The Army wants the other services to endorse its Multi-Domain Battle concept for combined operations across all domains — land, sea, air, space, and cyberspace — against high-end adversaries like Russia and China. The goal is to get a multi-domain concept co-signed by all four branches by October 2019. To get there, the Army has to listen to its sister services and revise its ideas.

And an Army plan has to fully incorporate what other services (including some not yet fully independent) do without insisting that they immediately rush to the sound of the guns on the land, as Army planners in the 1990s realized:

We learned quickly not to use an Army game to solve the problems of the Department of Defense. Never be ashamed to call an Army strategic game what it is: a game focused on landpower. Sure, a whole of government approach is vital for winning wars. Jointness is imperative. No single service fights alone. But the game must view jointness from a land-power perspective.

Yet we must be careful not to be too parochial in crafting the game. The validity of the game will be challenged if it becomes so exclusive to the ground forces that it exercises only in one dimension. This imperative is even more important as we add more dimensions to our calculus such as cyber, space, and interagency involvement.

So in theory the other domains must be won even as the Army struggles in its domain.

And the Army can surely help in other domains--as it would if no other services had the primary role--in efforts that don't directly affect the land domain.

Yet while the other domains ultimately need to be exploited for their ability to affect operations on the surface of the planet (that is, the domains of the Army and Navy), the Army can't forget that while the Army has the core competency of fighting for the land domain (not to leave out the Marine land forces, but they are more of a vital bridge between sea and land domains), the other domains need to be fought for and won before they can affect the land domain where the Army needs help. The Army can't skip past those supremacy operations and skip right to the good part where power is projected from the other domains to the land.
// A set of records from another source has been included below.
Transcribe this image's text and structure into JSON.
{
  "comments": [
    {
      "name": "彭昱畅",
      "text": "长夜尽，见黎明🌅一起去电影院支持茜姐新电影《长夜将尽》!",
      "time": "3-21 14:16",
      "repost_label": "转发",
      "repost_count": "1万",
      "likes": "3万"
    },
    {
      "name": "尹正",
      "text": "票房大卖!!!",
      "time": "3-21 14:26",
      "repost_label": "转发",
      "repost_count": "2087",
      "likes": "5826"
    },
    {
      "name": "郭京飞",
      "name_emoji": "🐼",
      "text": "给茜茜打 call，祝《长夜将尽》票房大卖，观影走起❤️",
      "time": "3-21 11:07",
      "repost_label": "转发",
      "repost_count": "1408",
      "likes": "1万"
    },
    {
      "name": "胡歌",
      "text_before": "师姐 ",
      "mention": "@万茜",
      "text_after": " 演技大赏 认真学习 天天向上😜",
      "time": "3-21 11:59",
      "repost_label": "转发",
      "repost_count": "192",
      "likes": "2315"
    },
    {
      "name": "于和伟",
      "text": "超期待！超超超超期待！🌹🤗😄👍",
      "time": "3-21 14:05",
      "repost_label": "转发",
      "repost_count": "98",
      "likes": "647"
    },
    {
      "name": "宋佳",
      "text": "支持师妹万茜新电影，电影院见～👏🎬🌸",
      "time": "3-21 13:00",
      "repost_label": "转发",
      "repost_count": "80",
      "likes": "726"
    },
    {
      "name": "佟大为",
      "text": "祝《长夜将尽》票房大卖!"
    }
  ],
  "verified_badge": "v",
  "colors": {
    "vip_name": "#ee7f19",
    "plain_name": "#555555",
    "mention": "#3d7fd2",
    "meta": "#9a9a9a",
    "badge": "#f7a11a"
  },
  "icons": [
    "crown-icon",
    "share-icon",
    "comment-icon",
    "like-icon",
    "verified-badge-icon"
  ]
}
But my deepest fear is that reasonable cross-domain jointness that ultimately recognizes that controlling the surface of the planet--sea and land, but ultimately the land is most critical will be lost.

My fear is that the Army will be swamped by the services who fight for the sea, air, space, and cyber domains and drawn into supporting other service operations to secure their domains without then projecting power to support the Army in the land domain.

My fear is that the reasonable focus of other services on achieving dominance of their domains will lead them to believe they can win wars within their domains alone without needing the Army to do more than mop up the crushed remnants of our enemies staggering about dazed by whatever power is projected from the sea, from the air, from space, or from cyber.

America has a history of trying to use technology to reduce Army casualties as much as possible. The danger is that this tips over into trying to use technology to replace the need for the Army at all as the ultimate Army casualty reducer.

My fear is that other domain forces will continue to speak with their own distinctive parochial accents despite the tutelage in speaking jointly across the domains; and that multi-domain operations will be a one-way street of harnessing Army capabilities as auxiliaries for the fights in the non-land domains.

Perhaps I am wrong to fear this and that all will work out well. But my confidence level is low.